SUGGESTION: First-time fix is a really important way of keeping customers, particularly when there is a financial impact on the customer if they have to call out engineers more than once. Re-integrate your systems and separate your engineering team so that part of it deals with BT customers, and a separate entity deals with other ISP issues. Target on success, not quantity. Quantity is short term gain for long term pain.

5. Don’t rely on expert customers to do your legwork for you

ISSUE: I found one haven of excellence within BT – http://community.bt.com/. They are a network of BT customers who try to solve BT issues through their own expertise, experience, or as a hobby. These guys know their stuff – even if you have to learn a new language to deal with them ;-). They are patient, responsive and very helpful. Best of all, if they recognise that your problem needs BT intervention they can hook you up with a forum moderator, who does work for BT, and who will issue you with an incident number. So why is any of this a problem? Well, I just find it a little strange that the only shining example of customer service at BT is firewalled behind volunteer customers.

SUGGESTION: Employ people with the same mindset as the customer forum techies, and make this a BT run and staffed enterprise.  Boost the small team of BT Forum moderators (also excellent by the way) with like-minded staff. Streamline the process for providing diagnostic information to BT. Cater to the masses, not to those with the time or inclination to learn the intricacies of the technology behind Broadband.

6. Customer needs/wants/circumstances differ – tailor your products and service accordingly

ISSUE: This is peculiar to broadband, and I understand that there is little you can do about this, but the simple fact is that your broadband connection is seriously dependent upon the distance you live from the telephone exchange, and the number of other people who have signed up along your route to the exchange.

SUGGESTION: Point this out better at signup and prioritise those further from the exchange with new product enhancements to limit the geographical impact (BT Infinity will alleviate this, for example). By all means charge for this. I’d pay a premium for a stable connection. From a customer experience perspective, tiering your services based on willingness to pay a premium is the accepted practice. Treating all your customers the same way is increasingly old school.

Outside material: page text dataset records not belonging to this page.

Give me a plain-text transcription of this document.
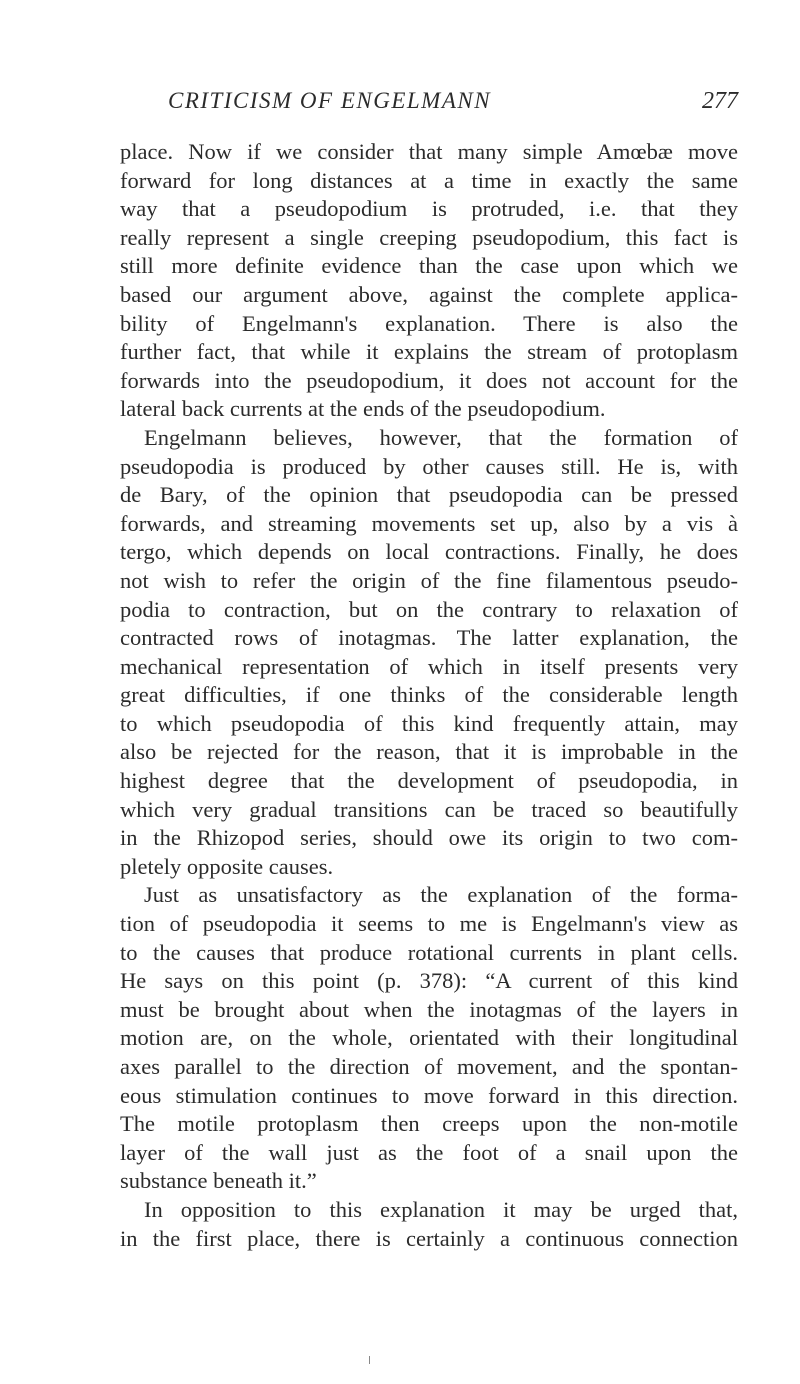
CRITICISM OF ENGELMANN	277
place. Now if we consider that many simple Amœbæ move
forward for long distances at a time in exactly the same
way that a pseudopodium is protruded, i.e. that they
really represent a single creeping pseudopodium, this fact is
still more definite evidence than the case upon which we
based our argument above, against the complete applica-
bility of Engelmann's explanation. There is also the
further fact, that while it explains the stream of protoplasm
forwards into the pseudopodium, it does not account for the
lateral back currents at the ends of the pseudopodium.
Engelmann believes, however, that the formation of
pseudopodia is produced by other causes still. He is, with
de Bary, of the opinion that pseudopodia can be pressed
forwards, and streaming movements set up, also by a vis à
tergo, which depends on local contractions. Finally, he does
not wish to refer the origin of the fine filamentous pseudo-
podia to contraction, but on the contrary to relaxation of
contracted rows of inotagmas. The latter explanation, the
mechanical representation of which in itself presents very
great difficulties, if one thinks of the considerable length
to which pseudopodia of this kind frequently attain, may
also be rejected for the reason, that it is improbable in the
highest degree that the development of pseudopodia, in
which very gradual transitions can be traced so beautifully
in the Rhizopod series, should owe its origin to two com-
pletely opposite causes.
Just as unsatisfactory as the explanation of the forma-
tion of pseudopodia it seems to me is Engelmann's view as
to the causes that produce rotational currents in plant cells.
He says on this point (p. 378): “A current of this kind
must be brought about when the inotagmas of the layers in
motion are, on the whole, orientated with their longitudinal
axes parallel to the direction of movement, and the spontan-
eous stimulation continues to move forward in this direction.
The motile protoplasm then creeps upon the non-motile
layer of the wall just as the foot of a snail upon the
substance beneath it.”
In opposition to this explanation it may be urged that,
in the first place, there is certainly a continuous connection
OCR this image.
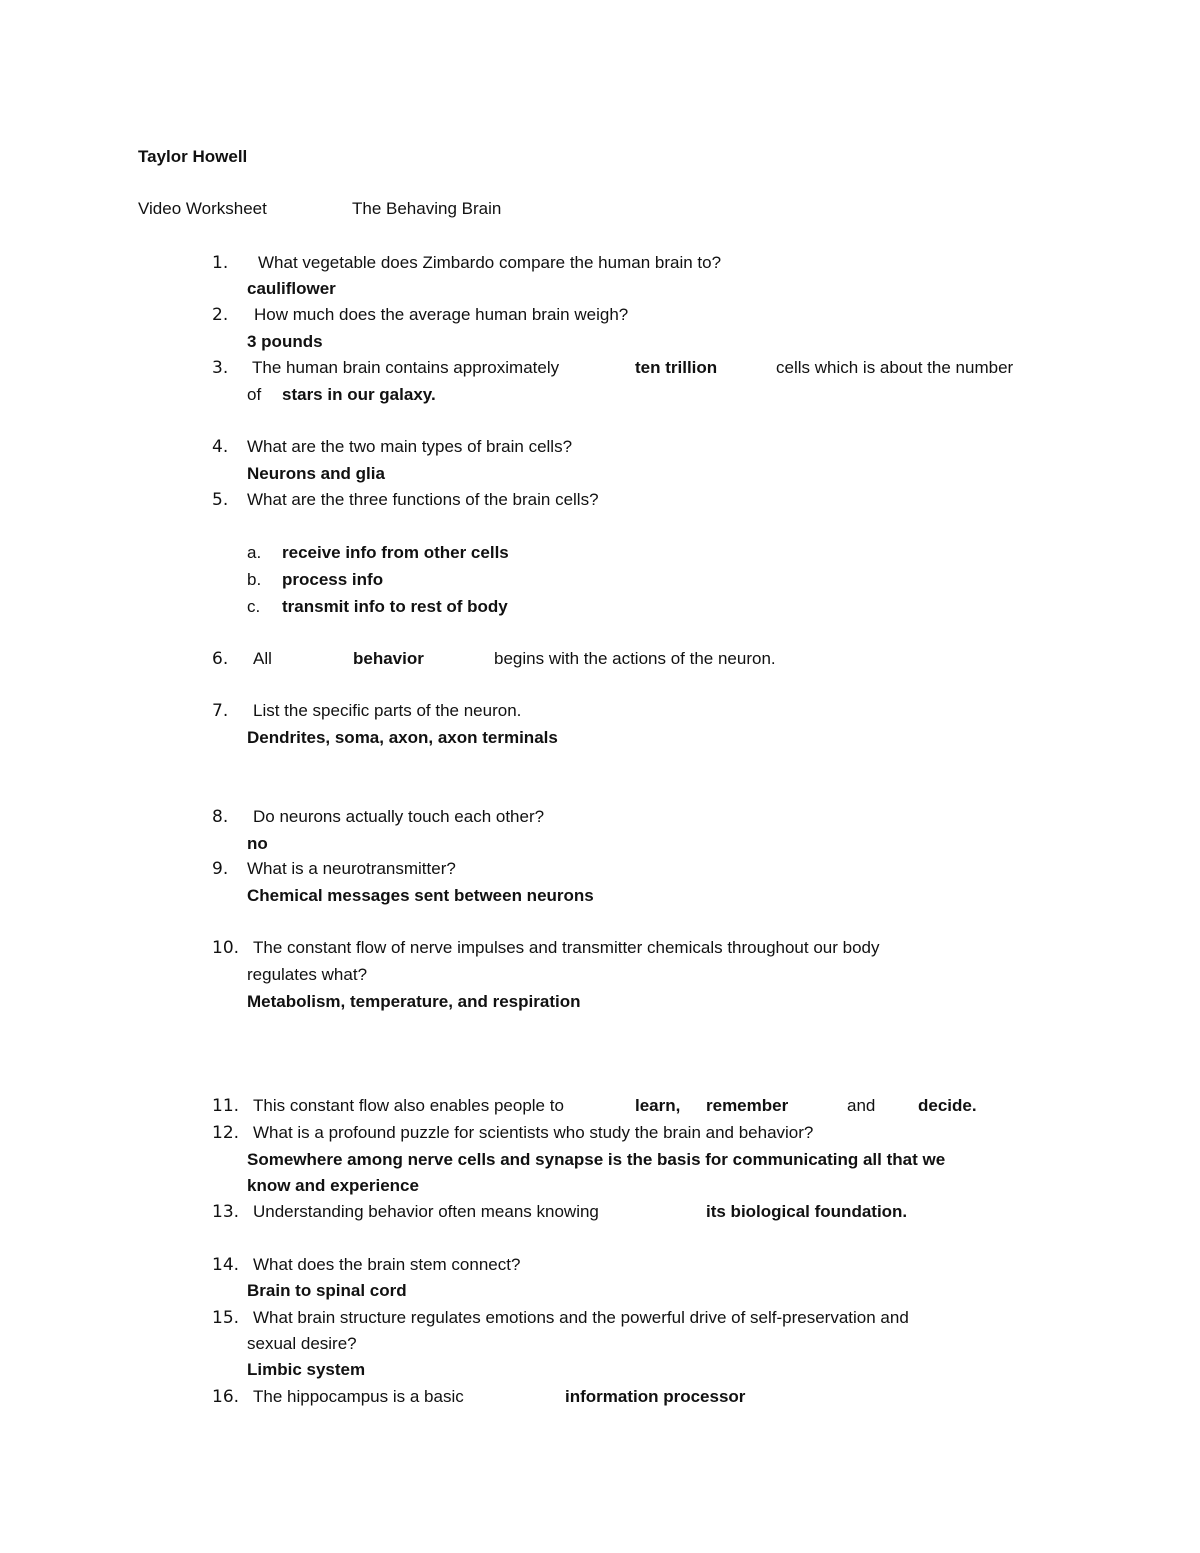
Taylor Howell
Video Worksheet	The Behaving Brain
1. What vegetable does Zimbardo compare the human brain to?
cauliflower
2. How much does the average human brain weigh?
3 pounds
3. The human brain contains approximately	ten trillion	cells which is about the number
of stars in our galaxy.
4. What are the two main types of brain cells?
Neurons and glia
5. What are the three functions of the brain cells?
a. receive info from other cells
b. process info
c. transmit info to rest of body
6. All	behavior	begins with the actions of the neuron.
7. List the specific parts of the neuron.
Dendrites, soma, axon, axon terminals
8. Do neurons actually touch each other?
no
9. What is a neurotransmitter?
Chemical messages sent between neurons
10. The constant flow of nerve impulses and transmitter chemicals throughout our body
regulates what?
Metabolism, temperature, and respiration
11. This constant flow also enables people to	learn, remember	and	decide.
12. What is a profound puzzle for scientists who study the brain and behavior?
Somewhere among nerve cells and synapse is the basis for communicating all that we
know and experience
13. Understanding behavior often means knowing	its biological foundation.
14. What does the brain stem connect?
Brain to spinal cord
15. What brain structure regulates emotions and the powerful drive of self-preservation and
sexual desire?
Limbic system
16. The hippocampus is a basic	information processor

This will seem counter-intuitive, but if BT ever surveyed me for feedback on my view of their company they’d deduce I was a loyal, long-term customer with little intention of defecting to a competitor, and a strong likelihood to buy new products. They’d get that from the following information:

Q. Will I continue to use BT as my Broadband provider?

A. Yes, as although I think they have issues, I don’t think they’re as bad as some of the other ISP’s, and shifting will still mean I’m probably using their infrastructure so the problem won’t go away.

Q. Will I take BT Infinity when it’s available to me?

A. Yes…..my exchange is enabled and it will solve my problem….it’s just taking an ‘infinity’ for it to get to my road (end 2013 latest estimate).

However…

Q. Will I recommend BT to others?

A. Most definitely not, and I’ve told all my friends. In fact, I’ll make sure I blog about my experience…..oh hang on, that’s what this is.